Heck most the "older" generation is far more interesting than many in my generation! I worked with Sr's at the YMCA a bit ago, and I like them better than the parents of the children I teach to swim. Morals, manners, and rich stories vs pettiness what can you do for me mentality.

tattytiara said...

You guys rock, Fire Byrd and Krimmyk. Society as a whole could only improve if more people spent time with and learned from our elders.

And I really need to put more money where my mouth is on that point.

Lexa Levine said...

i loved listening to the stories my grandfather would tell me when i was little. people need to listen more. there's so much to learn about the time before you were born.

tattytiara said...

So true. Once that first hand perspective is gone, it's lost forever.
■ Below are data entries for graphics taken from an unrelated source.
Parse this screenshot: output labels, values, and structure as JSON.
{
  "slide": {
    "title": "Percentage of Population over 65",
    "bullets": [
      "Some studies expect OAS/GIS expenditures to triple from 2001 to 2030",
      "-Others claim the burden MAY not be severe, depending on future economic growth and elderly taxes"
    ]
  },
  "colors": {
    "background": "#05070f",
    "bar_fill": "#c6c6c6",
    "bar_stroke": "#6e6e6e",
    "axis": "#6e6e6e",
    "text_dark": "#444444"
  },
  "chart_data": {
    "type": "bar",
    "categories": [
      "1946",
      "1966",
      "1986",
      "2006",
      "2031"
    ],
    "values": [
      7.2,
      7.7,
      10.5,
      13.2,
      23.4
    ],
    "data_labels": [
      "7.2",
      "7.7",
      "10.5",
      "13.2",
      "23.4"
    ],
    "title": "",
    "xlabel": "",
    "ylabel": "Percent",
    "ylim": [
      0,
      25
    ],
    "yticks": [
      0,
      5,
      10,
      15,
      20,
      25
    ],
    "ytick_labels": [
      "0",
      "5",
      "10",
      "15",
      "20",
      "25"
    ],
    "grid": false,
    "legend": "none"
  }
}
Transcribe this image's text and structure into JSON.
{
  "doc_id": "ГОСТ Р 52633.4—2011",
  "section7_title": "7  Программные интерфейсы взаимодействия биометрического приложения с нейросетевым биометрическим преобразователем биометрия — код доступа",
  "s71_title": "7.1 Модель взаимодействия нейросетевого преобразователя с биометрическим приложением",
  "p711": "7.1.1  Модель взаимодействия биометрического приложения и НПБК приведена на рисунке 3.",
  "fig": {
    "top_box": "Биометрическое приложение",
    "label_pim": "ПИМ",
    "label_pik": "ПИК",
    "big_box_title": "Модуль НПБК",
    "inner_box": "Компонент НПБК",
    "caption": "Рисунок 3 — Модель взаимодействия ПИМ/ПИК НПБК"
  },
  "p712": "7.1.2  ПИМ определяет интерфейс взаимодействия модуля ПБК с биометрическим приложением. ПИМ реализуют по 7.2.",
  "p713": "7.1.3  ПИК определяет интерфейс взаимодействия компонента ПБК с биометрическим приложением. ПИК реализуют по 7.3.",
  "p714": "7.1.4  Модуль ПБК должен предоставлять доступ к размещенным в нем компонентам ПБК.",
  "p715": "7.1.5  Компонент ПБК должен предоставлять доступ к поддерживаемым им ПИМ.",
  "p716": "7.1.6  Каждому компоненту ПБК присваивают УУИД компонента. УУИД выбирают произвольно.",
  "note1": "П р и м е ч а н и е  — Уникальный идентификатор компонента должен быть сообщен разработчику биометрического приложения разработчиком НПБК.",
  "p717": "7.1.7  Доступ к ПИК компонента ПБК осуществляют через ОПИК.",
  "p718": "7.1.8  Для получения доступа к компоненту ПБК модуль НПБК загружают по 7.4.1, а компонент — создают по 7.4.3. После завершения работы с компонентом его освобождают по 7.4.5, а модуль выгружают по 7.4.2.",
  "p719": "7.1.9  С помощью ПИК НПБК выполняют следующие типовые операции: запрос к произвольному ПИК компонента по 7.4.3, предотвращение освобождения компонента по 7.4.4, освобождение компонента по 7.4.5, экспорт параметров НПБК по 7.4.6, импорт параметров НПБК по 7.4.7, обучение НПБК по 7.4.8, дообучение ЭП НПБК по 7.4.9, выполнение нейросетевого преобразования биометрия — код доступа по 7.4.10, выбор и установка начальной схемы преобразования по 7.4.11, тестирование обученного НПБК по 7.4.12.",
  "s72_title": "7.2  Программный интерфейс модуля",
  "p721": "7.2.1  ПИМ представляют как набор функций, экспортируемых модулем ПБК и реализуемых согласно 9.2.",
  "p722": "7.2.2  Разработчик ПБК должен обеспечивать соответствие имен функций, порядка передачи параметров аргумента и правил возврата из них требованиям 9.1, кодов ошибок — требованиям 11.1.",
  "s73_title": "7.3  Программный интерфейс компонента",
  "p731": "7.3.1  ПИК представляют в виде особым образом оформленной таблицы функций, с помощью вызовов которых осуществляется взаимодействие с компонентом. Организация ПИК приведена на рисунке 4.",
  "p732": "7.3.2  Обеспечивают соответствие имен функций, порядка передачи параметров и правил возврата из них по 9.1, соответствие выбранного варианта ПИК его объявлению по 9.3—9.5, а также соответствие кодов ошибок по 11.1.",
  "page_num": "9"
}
I've found in my own life that it often isn't until you've lost the opportunity to ask questions that you realize how many questions you still had.

Lonesome Road Studio said...

The amount of information that slips away with each passing generation is amazing.... and it always feels weird to me when I hear a younger person say something like "Who was Fonzie?" LOL.

cabin + cub said...

i agree, the older generation always have so much wisdom that , i think the younger generations could pick up on.

T @ Poppy Place said...

You are so right! I am trying to be the family story collector. Every generation eventually wants to know about its past! :) Great blog post :)

Regards, T.

tattytiara said...

That's awesome, T. My mother's cousin did a lot of genealogical research for the family, and of course shared it with everybody. What a wonderful gift she gave us all. Truly priceless.

trousers said...

I can identify with your musings here, and whilst I go through uncertainties at times then I also enjoy being the age I am now, it's so different in many ways to childhood and youth. Yet with a common thread too.

I spent a little while in the company of my one surviving grandmother at the weekend, she's a month shy of 94, and that just amazes me.

BeckyKay said...

What a thought provoking post. It is fascinating to think that someday, we'll be part of that long ago history.

Chris said...

I think about this -- and I'm sure annoy my wife with it -- all the time. My grandfather was in the First World War, my father barely missed the Second. That all seemed ancient history to me as a kid, but I remember watching Vietnam on the news like it was yesterday.